Entire Joke of Satirical Article Made in its Headline, Rendering Article Itself Fairly Tedious.
Today in satire news, in what many people are now claiming ‘could have been a tweet’, a joke was written utilising the oft-used News Article Literary Device in order to make light of a fairly run-of-the-mill relatable situation.
After having enjoyed the headline, many readers were then left red-faced as they proceeded to read out the article to their hastily assembled family, who all quickly realised the article had peaked halfway through the headline and no amount of ‘yadda yadda yadda’ing’ through rehashings of the same joke would save the entire tedious exercise.
One father was heard to have cut off a reading of the article with a barely interested ‘Yes, very good…’ while simultaneously moving to another room and turning up the TV volume.
In a more desperate attempt to lengthen the already tired bit of satire, one eyewitness to the article was able to draw this sketch, outlining just how it all went down.
With increasing cases of the Entire Joke of Satirical Article Being Made in its Headline Rendering the Article Itself Fairly Tedious and Repetitive, many are asking how this came to happen in the first place and just what might be done to stop it.

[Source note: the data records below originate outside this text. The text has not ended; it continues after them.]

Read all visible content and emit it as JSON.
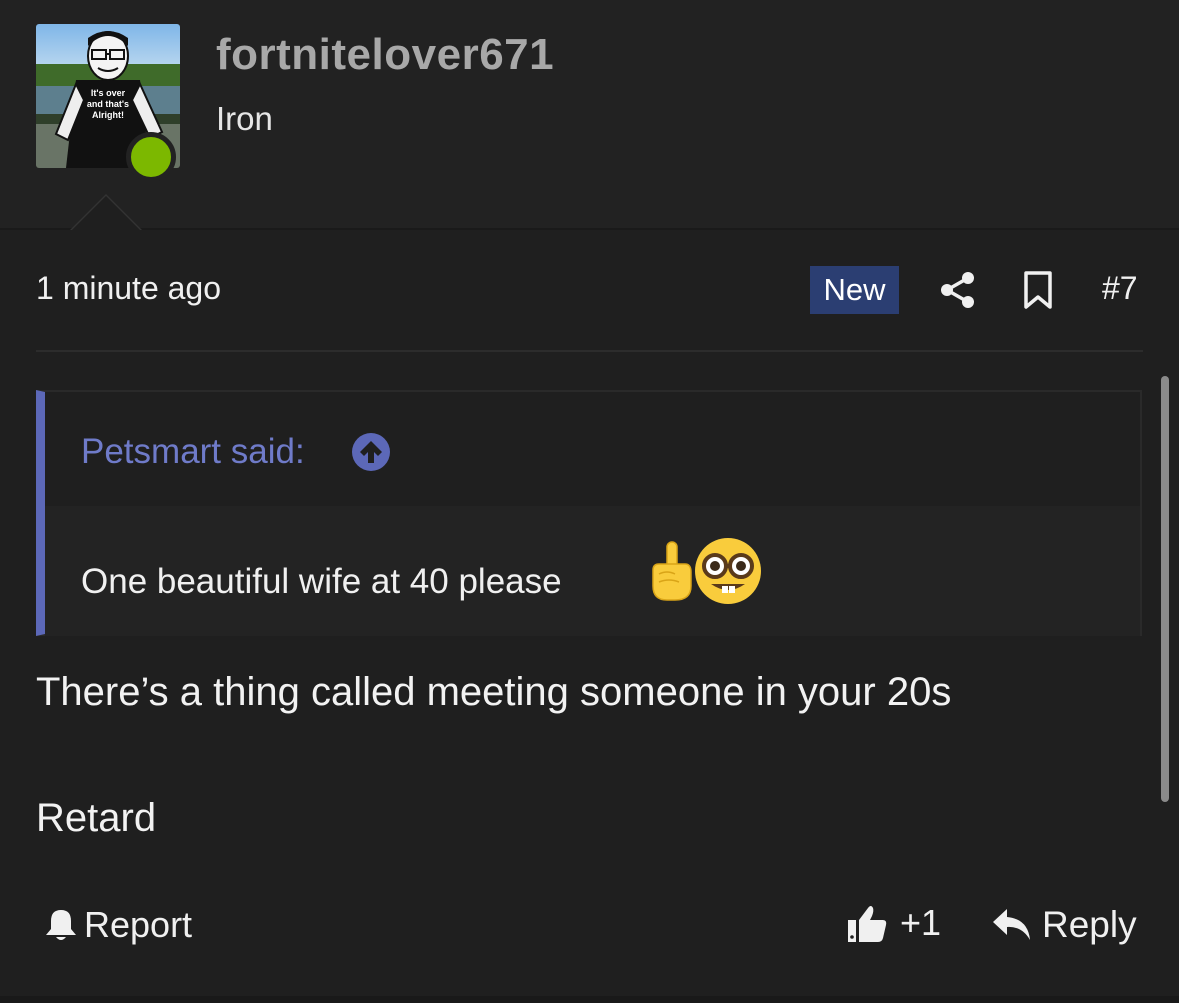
{
  "user": {
    "username": "fortnitelover671",
    "title": "Iron",
    "avatar_shirt_text": "It's over and that's Alright!",
    "online_color": "#7cb800"
  },
  "post": {
    "timestamp": "1 minute ago",
    "badge": "New",
    "number": "#7",
    "share_icon": "share-icon",
    "bookmark_icon": "bookmark-icon"
  },
  "quote": {
    "author": "Petsmart said:",
    "text": "One beautiful wife at 40 please",
    "emojis": [
      "pointing-up-finger",
      "nerd-face"
    ],
    "accent_color": "#5c68b8"
  },
  "message": {
    "line1": "There’s a thing called meeting someone in your 20s",
    "line2": "Retard"
  },
  "actions": {
    "report_label": "Report",
    "like_label": "+1",
    "reply_label": "Reply"
  },
  "colors": {
    "background": "#1f1f1f",
    "header": "#222222",
    "badge": "#2b3e72",
    "quote_link": "#6f7bc9"
  }
}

Satirist and humourist Genghis Khan, an expert in the field, blames Instagram; “So many of these articles are written in order to screenshot the headline and put it on an Instagram story” the bloodthirsty warlord complained. “Then because we chose this particular literary device, we’re forced to actually write the article, which adds nothing to the joke and is a massive waste of time — especially when you’re trying to run one of the largest land empires in history”
Sadly, no pointless insertion of out-of-context historical figures was able to save the article, which continued to beat a dead horse like a mixed metaphor that peaked in high school.
Those with the attention span and/or lack of anything better to do who actually read the entire article were disappointed when they arrived at the final paragraph, having predictably failed to find any jokes that even came close to the initial headline, which by all accounts wasn’t even that funny to begin with.